Segregata in casa e picchiata dall’uomo che era stata costretta a sposare: è la storia di Samia (il nome è di fantasia) raccontata dal Corriere del Veneto. Aveva poco più di vent’anni quando la famiglia, marocchina, la obbliga al matrimonio con un uomo di dieci anni più grande, conosciuto solo tre giorni prima delle nozze.
Samia lo sposa, vive con la suocera e la cognata nell’alto vicentino, subisce ogni violenza e angheria. Nel diario però Samia scrive: “Ho fatto questa scelta. Era importante per i miei genitori. Ora voglio solo essere una brava moglie”.

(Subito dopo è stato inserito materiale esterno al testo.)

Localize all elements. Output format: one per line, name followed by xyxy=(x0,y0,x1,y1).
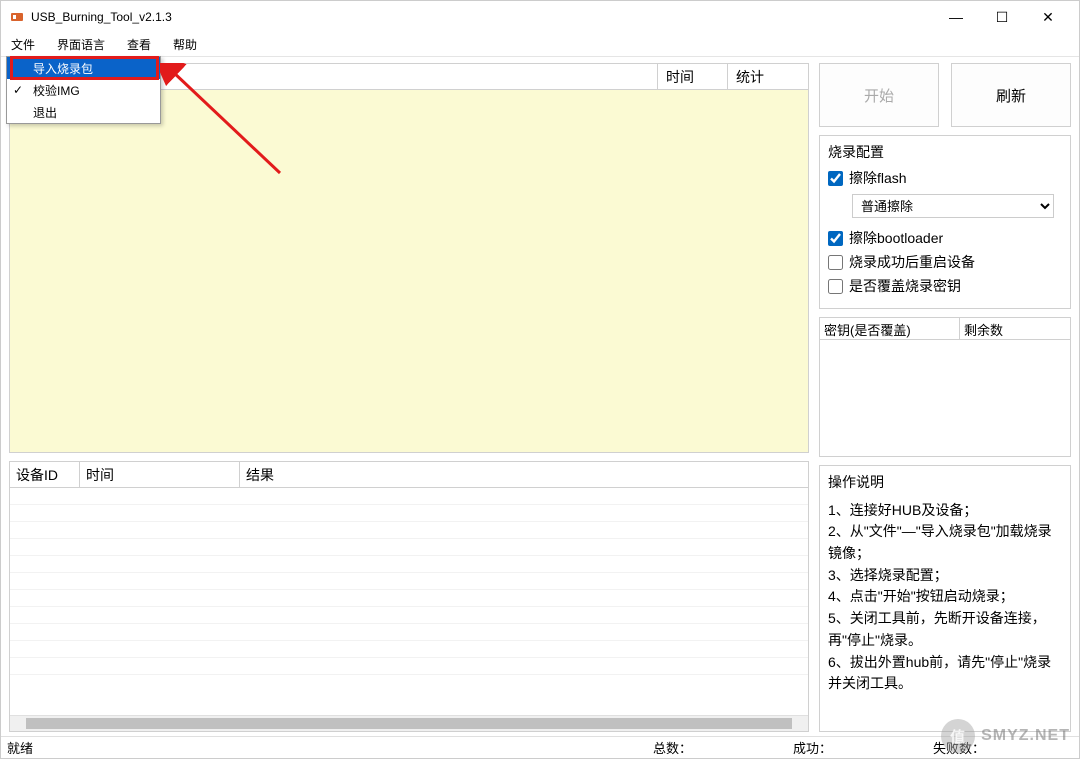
erase-flash-label: 擦除flash xyxy=(849,168,907,188)
table-row xyxy=(10,488,808,505)
close-button[interactable]: ✕ xyxy=(1025,2,1071,32)
start-button[interactable]: 开始 xyxy=(819,63,939,127)
side-column: 开始 刷新 烧录配置 擦除flash 普通擦除 擦除bootloader xyxy=(819,63,1071,732)
menu-help[interactable]: 帮助 xyxy=(169,34,201,55)
erase-bootloader-label: 擦除bootloader xyxy=(849,228,943,248)
checkmark-icon: ✓ xyxy=(13,83,23,97)
instruction-line: 5、关闭工具前，先断开设备连接，再"停止"烧录。 xyxy=(828,608,1062,651)
menu-verify-label: 校验IMG xyxy=(33,82,80,99)
status-fail: 失败数： xyxy=(933,738,1073,757)
menubar: 文件 界面语言 查看 帮助 xyxy=(1,33,1079,57)
menu-exit[interactable]: 退出 xyxy=(7,101,160,123)
table-row xyxy=(10,573,808,590)
app-icon xyxy=(9,9,25,25)
key-col-remain[interactable]: 剩余数 xyxy=(960,318,1070,340)
table-row xyxy=(10,539,808,556)
reboot-after-label: 烧录成功后重启设备 xyxy=(849,252,975,272)
instruction-line: 4、点击"开始"按钮启动烧录； xyxy=(828,586,1062,608)
device-header-row: 设备ID 时间 结果 xyxy=(10,462,808,488)
content-area: 时间 统计 设备ID 时间 结果 xyxy=(1,57,1079,736)
menu-view[interactable]: 查看 xyxy=(123,34,155,55)
device-col-id[interactable]: 设备ID xyxy=(10,462,80,488)
menu-verify-img[interactable]: ✓ 校验IMG xyxy=(7,79,160,101)
key-panel: 密钥(是否覆盖) 剩余数 xyxy=(819,317,1071,457)
device-col-time[interactable]: 时间 xyxy=(80,462,240,488)
progress-body xyxy=(10,90,808,452)
menu-import-label: 导入烧录包 xyxy=(33,60,93,77)
file-dropdown-menu: 导入烧录包 ✓ 校验IMG 退出 xyxy=(6,56,161,124)
refresh-button[interactable]: 刷新 xyxy=(951,63,1071,127)
overwrite-key-option[interactable]: 是否覆盖烧录密钥 xyxy=(828,276,1062,296)
minimize-button[interactable]: ― xyxy=(933,2,979,32)
device-table: 设备ID 时间 结果 xyxy=(9,461,809,732)
table-row xyxy=(10,522,808,539)
key-header-row: 密钥(是否覆盖) 剩余数 xyxy=(820,318,1070,340)
window-title: USB_Burning_Tool_v2.1.3 xyxy=(31,10,933,24)
instruction-line: 3、选择烧录配置； xyxy=(828,565,1062,587)
table-row xyxy=(10,624,808,641)
overwrite-key-label: 是否覆盖烧录密钥 xyxy=(849,276,961,296)
statusbar: 就绪 总数： 成功： 失败数： xyxy=(1,736,1079,758)
device-body xyxy=(10,488,808,715)
progress-col-stats[interactable]: 统计 xyxy=(728,64,808,90)
reboot-after-checkbox[interactable] xyxy=(828,255,843,270)
instructions-panel: 操作说明 1、连接好HUB及设备； 2、从"文件"—"导入烧录包"加载烧录镜像；… xyxy=(819,465,1071,732)
device-col-result[interactable]: 结果 xyxy=(240,462,808,488)
main-column: 时间 统计 设备ID 时间 结果 xyxy=(9,63,809,732)
titlebar: USB_Burning_Tool_v2.1.3 ― ☐ ✕ xyxy=(1,1,1079,33)
config-title: 烧录配置 xyxy=(828,142,1062,162)
menu-import-package[interactable]: 导入烧录包 xyxy=(7,57,160,79)
menu-file[interactable]: 文件 xyxy=(7,34,39,55)
instruction-line: 2、从"文件"—"导入烧录包"加载烧录镜像； xyxy=(828,521,1062,564)
erase-flash-option[interactable]: 擦除flash xyxy=(828,168,1062,188)
status-success: 成功： xyxy=(793,738,933,757)
overwrite-key-checkbox[interactable] xyxy=(828,279,843,294)
progress-col-time[interactable]: 时间 xyxy=(658,64,728,90)
table-row xyxy=(10,641,808,658)
burn-config-panel: 烧录配置 擦除flash 普通擦除 擦除bootloader 烧录成功后重启设备 xyxy=(819,135,1071,309)
table-row xyxy=(10,590,808,607)
erase-mode-select[interactable]: 普通擦除 xyxy=(852,194,1054,218)
instructions-title: 操作说明 xyxy=(828,472,1062,494)
window-controls: ― ☐ ✕ xyxy=(933,2,1071,32)
table-row xyxy=(10,505,808,522)
maximize-button[interactable]: ☐ xyxy=(979,2,1025,32)
app-window: USB_Burning_Tool_v2.1.3 ― ☐ ✕ 文件 界面语言 查看… xyxy=(0,0,1080,759)
status-ready: 就绪 xyxy=(7,738,653,757)
erase-bootloader-option[interactable]: 擦除bootloader xyxy=(828,228,1062,248)
erase-bootloader-checkbox[interactable] xyxy=(828,231,843,246)
status-total: 总数： xyxy=(653,738,793,757)
erase-flash-checkbox[interactable] xyxy=(828,171,843,186)
menu-language[interactable]: 界面语言 xyxy=(53,34,109,55)
table-row xyxy=(10,658,808,675)
menu-exit-label: 退出 xyxy=(33,104,57,121)
table-row xyxy=(10,556,808,573)
key-col-name[interactable]: 密钥(是否覆盖) xyxy=(820,318,960,340)
horizontal-scrollbar[interactable] xyxy=(10,715,808,731)
table-row xyxy=(10,607,808,624)
reboot-after-option[interactable]: 烧录成功后重启设备 xyxy=(828,252,1062,272)
action-buttons: 开始 刷新 xyxy=(819,63,1071,127)
instruction-line: 1、连接好HUB及设备； xyxy=(828,500,1062,522)
instruction-line: 6、拔出外置hub前，请先"停止"烧录并关闭工具。 xyxy=(828,652,1062,695)
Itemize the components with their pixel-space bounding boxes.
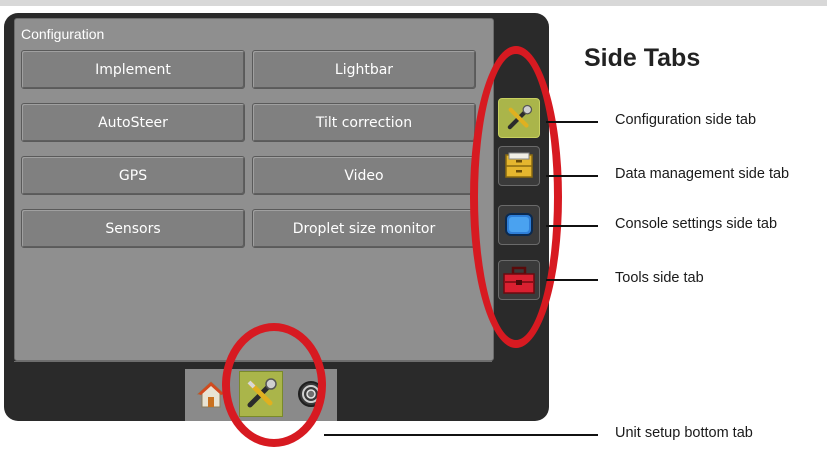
page-title: Configuration <box>21 26 105 42</box>
gauge-icon <box>298 381 324 407</box>
callout-line-data-management <box>546 175 598 177</box>
wrench-screwdriver-icon <box>507 104 533 130</box>
display-console: Configuration Implement Lightbar AutoSte… <box>4 13 549 421</box>
tab-home[interactable] <box>189 371 233 417</box>
implement-button[interactable]: Implement <box>21 50 245 89</box>
callout-line-unit-setup <box>324 434 598 436</box>
callout-unit-setup: Unit setup bottom tab <box>615 425 753 441</box>
callout-console-settings: Console settings side tab <box>615 216 778 232</box>
side-tab-tools[interactable] <box>498 260 540 300</box>
autosteer-button[interactable]: AutoSteer <box>21 103 245 142</box>
side-tabs-heading: Side Tabs <box>584 44 701 72</box>
callout-line-tools <box>546 279 598 281</box>
home-icon <box>196 381 226 408</box>
callout-tools: Tools side tab <box>615 270 704 286</box>
callout-line-console-settings <box>546 225 598 227</box>
bottom-tab-bar <box>185 369 337 421</box>
side-tab-configuration[interactable] <box>498 98 540 138</box>
tab-gauge[interactable] <box>289 371 333 417</box>
file-drawer-icon <box>505 152 533 178</box>
configuration-panel: Configuration Implement Lightbar AutoSte… <box>14 18 494 361</box>
side-tab-console-settings[interactable] <box>498 205 540 245</box>
top-border <box>0 0 827 6</box>
side-tab-data-management[interactable] <box>498 146 540 186</box>
video-button[interactable]: Video <box>252 156 476 195</box>
wrench-screwdriver-icon <box>247 378 277 408</box>
monitor-icon <box>505 213 533 236</box>
tab-unit-setup[interactable] <box>239 371 283 417</box>
bottom-divider <box>14 361 492 362</box>
gps-button[interactable]: GPS <box>21 156 245 195</box>
callout-configuration: Configuration side tab <box>615 112 757 128</box>
tilt-correction-button[interactable]: Tilt correction <box>252 103 476 142</box>
callout-data-management: Data management side tab <box>615 166 790 182</box>
toolbox-icon <box>503 266 535 294</box>
callout-line-configuration <box>546 121 598 123</box>
sensors-button[interactable]: Sensors <box>21 209 245 248</box>
droplet-size-monitor-button[interactable]: Droplet size monitor <box>252 209 476 248</box>
lightbar-button[interactable]: Lightbar <box>252 50 476 89</box>
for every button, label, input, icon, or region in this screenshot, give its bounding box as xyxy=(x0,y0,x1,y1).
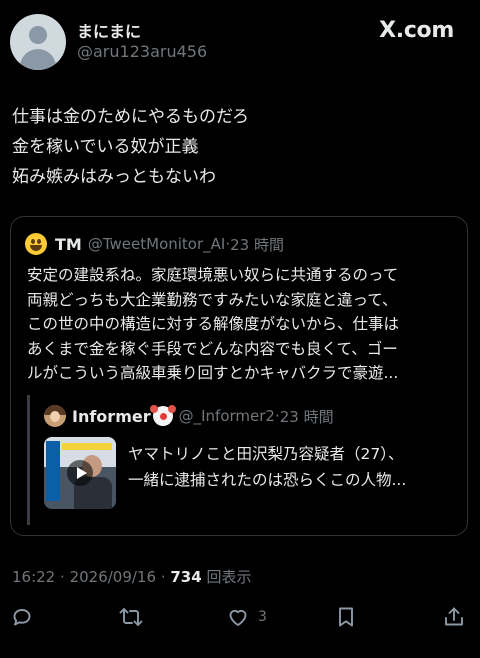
nested-author-handle: @_Informer2 xyxy=(178,407,275,425)
quoted-tweet-time: 23 時間 xyxy=(230,235,284,254)
retweet-icon xyxy=(119,608,143,626)
quoted-tweet-text: 安定の建設系ね。家庭環境悪い奴らに共通するのって 両親どっちも大企業勤務ですみた… xyxy=(27,263,453,386)
quoted-tweet-header: TM @TweetMonitor_AI · 23 時間 xyxy=(25,233,284,255)
share-icon xyxy=(445,607,463,626)
quoted-tweet-line: あくまで金を稼ぐ手段でどんな内容でも良くて、ゴー xyxy=(27,339,398,358)
nested-tweet-text: ヤマトリノこと田沢梨乃容疑者（27）、 一緒に逮捕されたのは恐らくこの人物... xyxy=(128,441,454,493)
avatar-body-shape xyxy=(20,49,56,70)
tweet-text: 仕事は金のためにやるものだろ 金を稼いでいる奴が正義 妬み嫉みはみっともないわ xyxy=(12,102,468,192)
quoted-tweet-card[interactable]: TM @TweetMonitor_AI · 23 時間 安定の建設系ね。家庭環境… xyxy=(10,216,468,536)
nested-author-name[interactable]: Informer xyxy=(72,407,151,426)
share-button[interactable] xyxy=(442,604,466,630)
reply-icon xyxy=(13,609,31,626)
bookmark-icon xyxy=(339,607,353,627)
nested-tweet-line: ヤマトリノこと田沢梨乃容疑者（27）、 xyxy=(128,445,404,463)
nested-quoted-tweet[interactable]: Informer @_Informer2 · 23 時間 ヤマトリノこと田沢梨乃… xyxy=(27,395,458,525)
quoted-author-name[interactable]: TM xyxy=(55,235,82,254)
brand-logo: X.com xyxy=(379,18,454,43)
tweet-timestamp-views: 16:22 · 2026/09/16 · 734 回表示 xyxy=(12,566,251,587)
nested-tweet-line: 一緒に逮捕されたのは恐らくこの人物... xyxy=(128,471,407,489)
tweet-line: 金を稼いでいる奴が正義 xyxy=(12,137,199,157)
like-count: 3 xyxy=(258,609,267,625)
dot-separator: · xyxy=(160,568,171,586)
nested-tweet-header: Informer @_Informer2 · 23 時間 xyxy=(44,405,334,427)
author-avatar[interactable] xyxy=(10,14,66,70)
author-handle[interactable]: @aru123aru456 xyxy=(77,42,207,61)
quoted-tweet-line: この世の中の構造に対する解像度がないから、仕事は xyxy=(27,315,400,333)
reply-button[interactable] xyxy=(10,604,34,630)
quoted-tweet-line: 安定の建設系ね。家庭環境悪い奴らに共通するのって xyxy=(27,266,399,284)
author-display-name[interactable]: まにまに xyxy=(77,18,141,42)
avatar-head-shape xyxy=(29,26,47,44)
nested-tweet-time: 23 時間 xyxy=(279,407,334,426)
quoted-tweet-line: 両親どっちも大企業勤務ですみたいな家庭と違って、 xyxy=(27,290,398,309)
heart-icon xyxy=(229,609,247,626)
tweet-line: 妬み嫉みはみっともないわ xyxy=(12,167,216,187)
grinning-face-avatar-icon[interactable] xyxy=(25,233,47,255)
video-thumbnail[interactable] xyxy=(44,437,116,509)
action-bar: 3 xyxy=(0,602,480,632)
tweet-date[interactable]: 2026/09/16 xyxy=(70,568,156,586)
tweet-time[interactable]: 16:22 xyxy=(12,568,55,586)
retweet-button[interactable] xyxy=(118,604,144,630)
bookmark-button[interactable] xyxy=(334,604,358,630)
dot-separator: · xyxy=(60,568,70,586)
view-label: 回表示 xyxy=(206,568,252,586)
tweet-line: 仕事は金のためにやるものだろ xyxy=(12,107,249,127)
like-button[interactable]: 3 xyxy=(226,604,267,630)
clown-face-icon xyxy=(149,405,176,426)
quoted-author-handle: @TweetMonitor_AI xyxy=(87,235,226,253)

Ma la convivenza con il marito e la sua famiglia peggiora di giorno in giorno. Suocera e cognata la rimproverano di non essere all’altezza dei suoi compiti, di non saper fare nulla. Samia si confida al marito ma lui legge le sue parole come una forma di ribellione, così come la voglia che Samia ha di studiare l’italiano. Quindi cominciano le botte, la violenza. Samia per nove mesi tace, incassa, tenta di far finta che non stia succedendo a lei. Nel frattempo studia l’italiano di nascosto imparando dalla tv ed evita di litigare con il marito e con i parenti. Fino a una sera, quando Samia si rifiuta di avere rapporti sessuali con il marito. Viene picchiata, stuprata e reclusa in casa.
Per lei è troppo, si è raggiunto il limite massimo: Samia scappa da casa, va dai carabinieri e denuncia il marito che ora è indagato per violenza sessuale, sequestro di persona e lesioni. Oggi Samia è una donna libera, vive in una casa famiglia, ha trovato un lavoro e la serenità.